With the scores level after a goalless draw in Portugal, Deportivo - in their fourth consecutive Champions League campaign - have the chance to reach the final for the first time with a victory at the Riazor stadium on what Irureta called "the biggest night in the club's history".
Renowned in Spain as a wily customer, Irureta was expecting a thrilling encounter in Galicia with both teams throwing caution to the wind. "I think we will see a more open game," he told uefa.com. "We will see more risks being taken - much more than in the first leg - and tactics will also come into it."
After reaching the semi-finals with a terrific 4-0 win against AC Milan following a 4-1 defeat in their quarter-final first leg, Deportivo have made no secret of their formidable home form. Yet, with the tie balanced marginally in their favour, Irureta knows his side have everything to lose.
"This is a high-risk match," said the 56-year-old. "Much more than when we played Milan. Against Milan, we had just one objective - to claw back goals when the game was against us. But this time, with the score at 0-0 from the first leg, the game is wide open for both teams."
However, while the tactics employed against Milan may be of little use to Deportivo on Tuesday, the lift they got from that famous triumph continues to inspire Irureta's men.

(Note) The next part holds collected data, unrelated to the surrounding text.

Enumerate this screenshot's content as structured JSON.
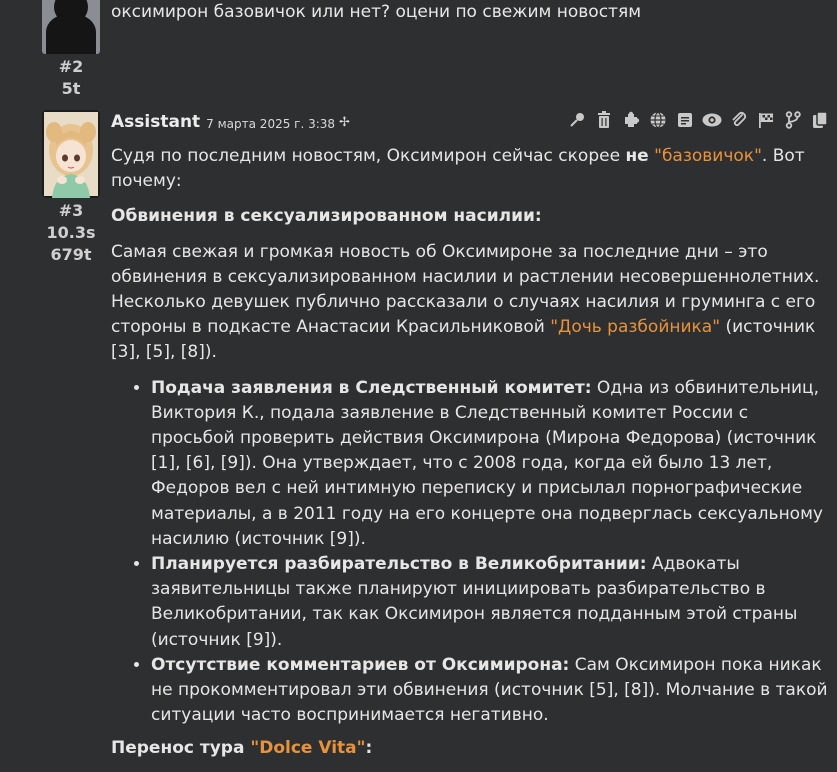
{
  "previous_message": {
    "text": "оксимирон базовичок или нет? оцени по свежим новостям",
    "index": "#2",
    "tokens": "5t"
  },
  "message": {
    "author": "Assistant",
    "date": "7 марта 2025 г. 3:38",
    "index": "#3",
    "time": "10.3s",
    "tokens": "679t",
    "toolbar": [
      "pin-icon",
      "trash-icon",
      "puzzle-icon",
      "globe-icon",
      "note-icon",
      "eye-icon",
      "paperclip-icon",
      "flag-icon",
      "branch-icon",
      "copy-icon"
    ],
    "intro_a": "Судя по последним новостям, Оксимирон сейчас скорее ",
    "intro_bold": "не",
    "intro_space": " ",
    "intro_link": "\"базовичок\"",
    "intro_b": ". Вот почему:",
    "h1": "Обвинения в сексуализированном насилии:",
    "p1_a": "Самая свежая и громкая новость об Оксимироне за последние дни – это обвинения в сексуализированном насилии и растлении несовершеннолетних. Несколько девушек публично рассказали о случаях насилия и груминга с его стороны в подкасте Анастасии Красильниковой ",
    "p1_link": "\"Дочь разбойника\"",
    "p1_b": " (источник [3], [5], [8]).",
    "bullets": [
      {
        "title": "Подача заявления в Следственный комитет:",
        "text": " Одна из обвинительниц, Виктория К., подала заявление в Следственный комитет России с просьбой проверить действия Оксимирона (Мирона Федорова) (источник [1], [6], [9]). Она утверждает, что с 2008 года, когда ей было 13 лет, Федоров вел с ней интимную переписку и присылал порнографические материалы, а в 2011 году на его концерте она подверглась сексуальному насилию (источник [9])."
      },
      {
        "title": "Планируется разбирательство в Великобритании:",
        "text": " Адвокаты заявительницы также планируют инициировать разбирательство в Великобритании, так как Оксимирон является подданным этой страны (источник [9])."
      },
      {
        "title": "Отсутствие комментариев от Оксимирона:",
        "text": " Сам Оксимирон пока никак не прокомментировал эти обвинения (источник [5], [8]). Молчание в такой ситуации часто воспринимается негативно."
      }
    ],
    "h2_a": "Перенос тура ",
    "h2_link": "\"Dolce Vita\"",
    "h2_b": ":"
  }
}
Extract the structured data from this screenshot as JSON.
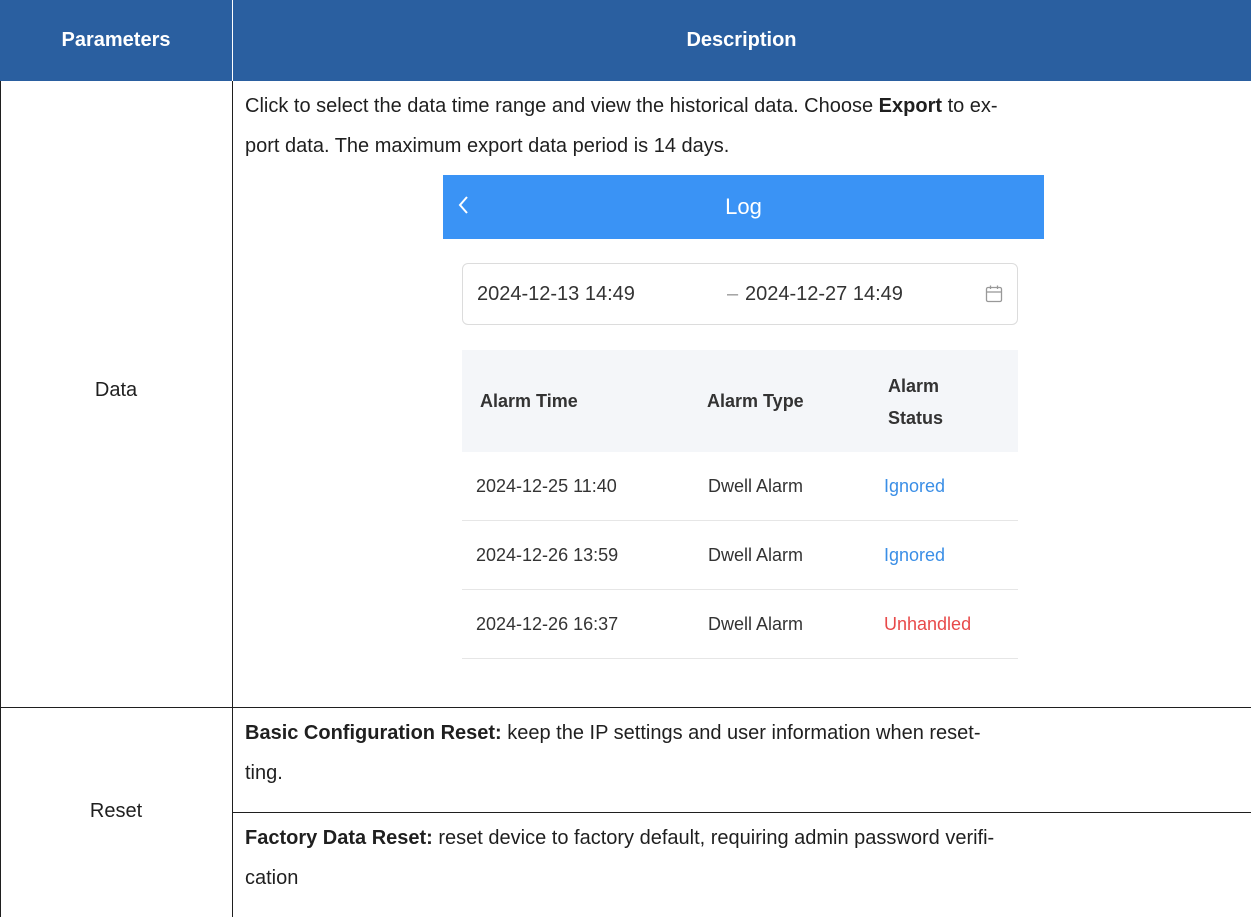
{
  "header": {
    "parameters": "Parameters",
    "description": "Description"
  },
  "rows": {
    "data": {
      "param": "Data",
      "desc_part1": "Click to select the data time range and view the historical data. Choose ",
      "desc_bold": "Export",
      "desc_part2": " to ex-",
      "desc_line2": "port data. The maximum export data period is 14 days."
    },
    "reset": {
      "param": "Reset",
      "basic_bold": "Basic Configuration Reset:",
      "basic_text": " keep the IP settings and user information when reset-",
      "basic_line2": "ting.",
      "factory_bold": "Factory Data Reset:",
      "factory_text": " reset device to factory default, requiring admin password verifi-",
      "factory_line2": "cation"
    }
  },
  "app": {
    "title": "Log",
    "back_icon": "chevron-left-icon",
    "calendar_icon": "calendar-icon",
    "range_from": "2024-12-13 14:49",
    "range_sep": "–",
    "range_to": "2024-12-27 14:49",
    "columns": {
      "time": "Alarm Time",
      "type": "Alarm Type",
      "status_1": "Alarm",
      "status_2": "Status"
    },
    "entries": [
      {
        "time": "2024-12-25 11:40",
        "type": "Dwell Alarm",
        "status": "Ignored"
      },
      {
        "time": "2024-12-26 13:59",
        "type": "Dwell Alarm",
        "status": "Ignored"
      },
      {
        "time": "2024-12-26 16:37",
        "type": "Dwell Alarm",
        "status": "Unhandled"
      }
    ],
    "colors": {
      "bar": "#3a93f5",
      "ignored": "#3a8ee6",
      "unhandled": "#e84a4a"
    }
  },
  "theme": {
    "header_bg": "#2a5fa0"
  }
}
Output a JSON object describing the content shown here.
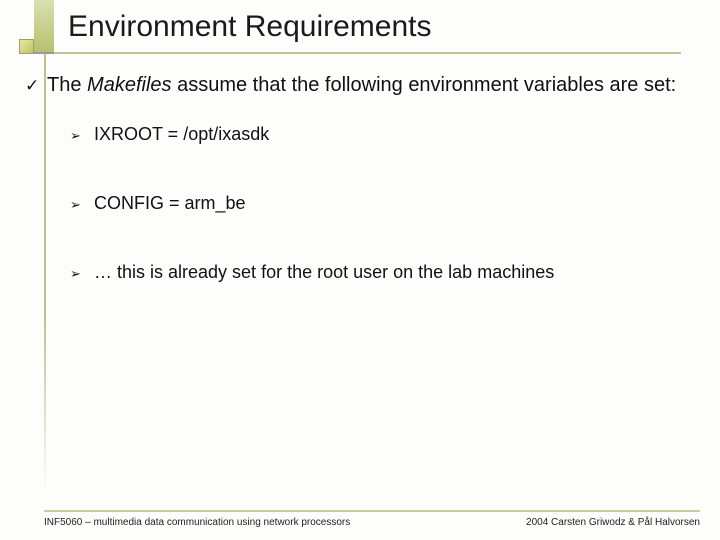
{
  "title": "Environment Requirements",
  "intro": {
    "pre": "The ",
    "italic": "Makefiles",
    "post": " assume that the following environment variables are set:"
  },
  "items": [
    "IXROOT = /opt/ixasdk",
    "CONFIG = arm_be",
    "… this is already set for the root user on the lab machines"
  ],
  "footer": {
    "left": "INF5060 – multimedia data communication using network processors",
    "right": "2004  Carsten Griwodz & Pål Halvorsen"
  }
}
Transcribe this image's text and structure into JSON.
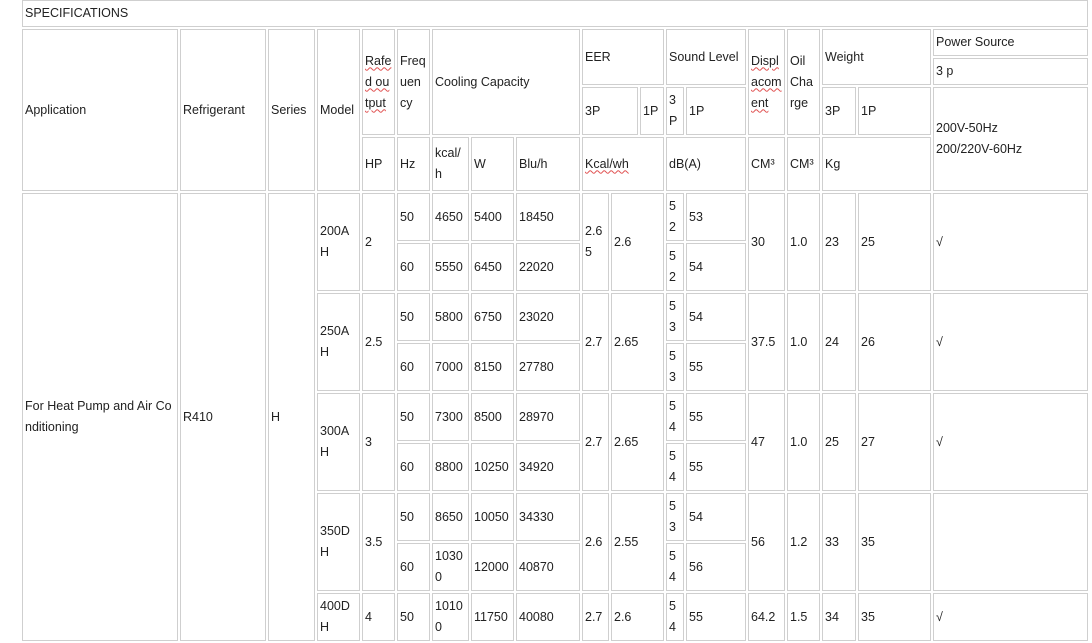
{
  "title": "SPECIFICATIONS",
  "headers": {
    "application": "Application",
    "refrigerant": "Refrigerant",
    "series": "Series",
    "model": "Model",
    "rated_output": "Rafed output",
    "frequency": "Frequency",
    "cooling_capacity": "Cooling Capacity",
    "eer": "EER",
    "eer_3p": "3P",
    "eer_1p": "1P",
    "sound_level": "Sound Level",
    "sound_3p": "3P",
    "sound_1p": "1P",
    "displacement": "Displacoment",
    "oil_charge": "Oil Charge",
    "weight": "Weight",
    "weight_3p": "3P",
    "weight_1p": "1P",
    "power_source": "Power Source",
    "power_phase": "3 p",
    "power_voltage_1": "200V-50Hz",
    "power_voltage_2": "200/220V-60Hz"
  },
  "units": {
    "hp": "HP",
    "hz": "Hz",
    "kcal": "kcal/h",
    "w": "W",
    "btu": "Blu/h",
    "eer": "Kcal/wh",
    "sound": "dB(A)",
    "displ": "CM³",
    "oil": "CM³",
    "weight": "Kg"
  },
  "application": "For Heat Pump and Air Conditioning",
  "refrigerant": "R410",
  "series": "H",
  "models": [
    {
      "model": "200AH",
      "hp": "2",
      "eer3": "2.65",
      "eer1": "2.6",
      "displ": "30",
      "oil": "1.0",
      "w3": "23",
      "w1": "25",
      "power": "√",
      "rows": [
        {
          "hz": "50",
          "kcal": "4650",
          "w": "5400",
          "btu": "18450",
          "s3": "52",
          "s1": "53"
        },
        {
          "hz": "60",
          "kcal": "5550",
          "w": "6450",
          "btu": "22020",
          "s3": "52",
          "s1": "54"
        }
      ]
    },
    {
      "model": "250AH",
      "hp": "2.5",
      "eer3": "2.7",
      "eer1": "2.65",
      "displ": "37.5",
      "oil": "1.0",
      "w3": "24",
      "w1": "26",
      "power": "√",
      "rows": [
        {
          "hz": "50",
          "kcal": "5800",
          "w": "6750",
          "btu": "23020",
          "s3": "53",
          "s1": "54"
        },
        {
          "hz": "60",
          "kcal": "7000",
          "w": "8150",
          "btu": "27780",
          "s3": "53",
          "s1": "55"
        }
      ]
    },
    {
      "model": "300AH",
      "hp": "3",
      "eer3": "2.7",
      "eer1": "2.65",
      "displ": "47",
      "oil": "1.0",
      "w3": "25",
      "w1": "27",
      "power": "√",
      "rows": [
        {
          "hz": "50",
          "kcal": "7300",
          "w": "8500",
          "btu": "28970",
          "s3": "54",
          "s1": "55"
        },
        {
          "hz": "60",
          "kcal": "8800",
          "w": "10250",
          "btu": "34920",
          "s3": "54",
          "s1": "55"
        }
      ]
    },
    {
      "model": "350DH",
      "hp": "3.5",
      "eer3": "2.6",
      "eer1": "2.55",
      "displ": "56",
      "oil": "1.2",
      "w3": "33",
      "w1": "35",
      "power": "",
      "rows": [
        {
          "hz": "50",
          "kcal": "8650",
          "w": "10050",
          "btu": "34330",
          "s3": "53",
          "s1": "54"
        },
        {
          "hz": "60",
          "kcal": "10300",
          "w": "12000",
          "btu": "40870",
          "s3": "54",
          "s1": "56"
        }
      ]
    },
    {
      "model": "400DH",
      "hp": "4",
      "eer3": "2.7",
      "eer1": "2.6",
      "displ": "64.2",
      "oil": "1.5",
      "w3": "34",
      "w1": "35",
      "power": "√",
      "rows": [
        {
          "hz": "50",
          "kcal": "10100",
          "w": "11750",
          "btu": "40080",
          "s3": "54",
          "s1": "55"
        }
      ]
    }
  ]
}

"Considering the strength that Italian clubs have always had, being able to beat them has given us a huge boost," said the coach. "Last season it seemed there was a resurgence in Italian football. But Spanish football has now recovered some of the dominance we enjoyed in previous years."
When Spanish rivals Madrid bowed out of the competition with a quarter-final defeat by AS Monaco FC, many blamed coach Carlos Queiroz's policy of fielding his best XI wherever possible. By contrast, Deportivo's progress has been put down to Irureta's successful squad rotation.
"For me rotating the squad is necessary in today's game," he said. "Perhaps you will have a player who is better than another, but if he is tired, he won't be able to give his best.
Here there are no first-team regulars and no substitutes - everyone who goes out on to the pitch is a Depor player."
That policy has helped foster an excellent spirit at the Riazor, though they may need more than that to overcome José Mourinho's men, who have had an extra day to recover after losing 1-0 to Rio Ave FC in the league on Friday. However, Irureta was sure that Porto's extra rest would not prove the decisive factor. "I am sure that Porto will arrive in better condition than us - but we will be playing at home in the Riazor," he said.
Should Deportivo win the European Champion Clubs' Cup, Irureta has vowed to travel an 80km stretch of the pilgrim's walk between La Coruña and Santiago de Compostela on his knees. A close friend recently presented the coach with a pair of blue knee-pads. They could well come in handy.